A novel approach based on differential scanning calorimetry applied to the study of tricalcium silicate hydration kinetics

Complex reactions taking place between Ca3SiO5 and water can be considered the main cause for setting and hardening of Portland cement pastes. The "in situ" kinetics of the "hydration" process has been recently studied, as a function of time, using neutron scattering to obtain the trend of the fraction of free water (free water index, FWI), i.e., the fraction of unreacted water. In this study we developed a novel and simple approach on the basis of differential scanning calorimetry to follow the hydration kinetics of Ca3SiO5 in real, time from the decrease of the free water index. FWI has been obtained by measuring the fraction of water in the Ca3SiO5 paste that can solidify and melt. We report the trend of FWI as a function of Ca3SiO5 paste hydration and the results are compared to recent quasi-elastic neutron scattering experiments. The results account well for the hydration process described by two kinetic stages, the first according to an Avrami-Erofeev nucleation and growth law, and the second one to a three-dimensional diffusion equation. Activation energies and rate constants were also computed. Moreover, the hydration process was followed in the presence of an organo-aza-phosphonate additive, which is known to inhibit nucleation and growth of solid phases from aqueous media.

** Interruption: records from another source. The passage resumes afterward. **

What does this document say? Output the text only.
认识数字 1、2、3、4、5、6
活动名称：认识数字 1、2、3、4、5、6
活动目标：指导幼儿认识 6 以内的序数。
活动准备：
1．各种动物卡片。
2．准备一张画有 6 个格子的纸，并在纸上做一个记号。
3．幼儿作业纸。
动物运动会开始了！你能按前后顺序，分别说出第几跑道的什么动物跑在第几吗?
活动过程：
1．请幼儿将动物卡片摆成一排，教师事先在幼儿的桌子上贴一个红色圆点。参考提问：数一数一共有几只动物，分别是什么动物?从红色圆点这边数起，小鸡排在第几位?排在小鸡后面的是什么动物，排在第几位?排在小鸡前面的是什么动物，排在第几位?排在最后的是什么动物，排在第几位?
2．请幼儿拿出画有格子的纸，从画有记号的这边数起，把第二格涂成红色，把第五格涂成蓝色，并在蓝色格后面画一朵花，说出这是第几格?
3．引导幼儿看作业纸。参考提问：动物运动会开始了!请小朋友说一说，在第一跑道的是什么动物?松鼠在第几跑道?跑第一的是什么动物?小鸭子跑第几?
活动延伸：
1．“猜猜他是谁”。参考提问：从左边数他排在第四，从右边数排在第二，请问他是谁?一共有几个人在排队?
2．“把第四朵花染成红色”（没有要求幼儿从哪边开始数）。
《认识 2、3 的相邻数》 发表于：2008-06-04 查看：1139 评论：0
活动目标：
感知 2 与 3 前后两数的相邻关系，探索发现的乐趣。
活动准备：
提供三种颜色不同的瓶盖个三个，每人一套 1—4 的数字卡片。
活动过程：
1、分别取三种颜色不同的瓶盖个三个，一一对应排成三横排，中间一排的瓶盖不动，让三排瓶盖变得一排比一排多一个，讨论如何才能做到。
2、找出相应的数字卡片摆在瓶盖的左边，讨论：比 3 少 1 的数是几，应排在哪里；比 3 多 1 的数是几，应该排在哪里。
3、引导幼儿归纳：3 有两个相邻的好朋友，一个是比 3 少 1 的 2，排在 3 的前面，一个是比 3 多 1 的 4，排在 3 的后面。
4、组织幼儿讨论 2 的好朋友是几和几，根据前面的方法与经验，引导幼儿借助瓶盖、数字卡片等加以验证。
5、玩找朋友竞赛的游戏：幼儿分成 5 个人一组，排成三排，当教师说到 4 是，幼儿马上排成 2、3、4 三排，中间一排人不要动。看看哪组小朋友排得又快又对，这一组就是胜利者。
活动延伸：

We found that this additive is very powerful in retarding the hydration process even at very low concentration, by increasing the activation energy, of the Avrami-Erofeev stage. Although quasi-elastic neutron scattering and NMR are more powerful and provide additional information on the water dynamics, we believe that this new simple method will become very popular in all applied investigations, where the knowledge of FWI is essential.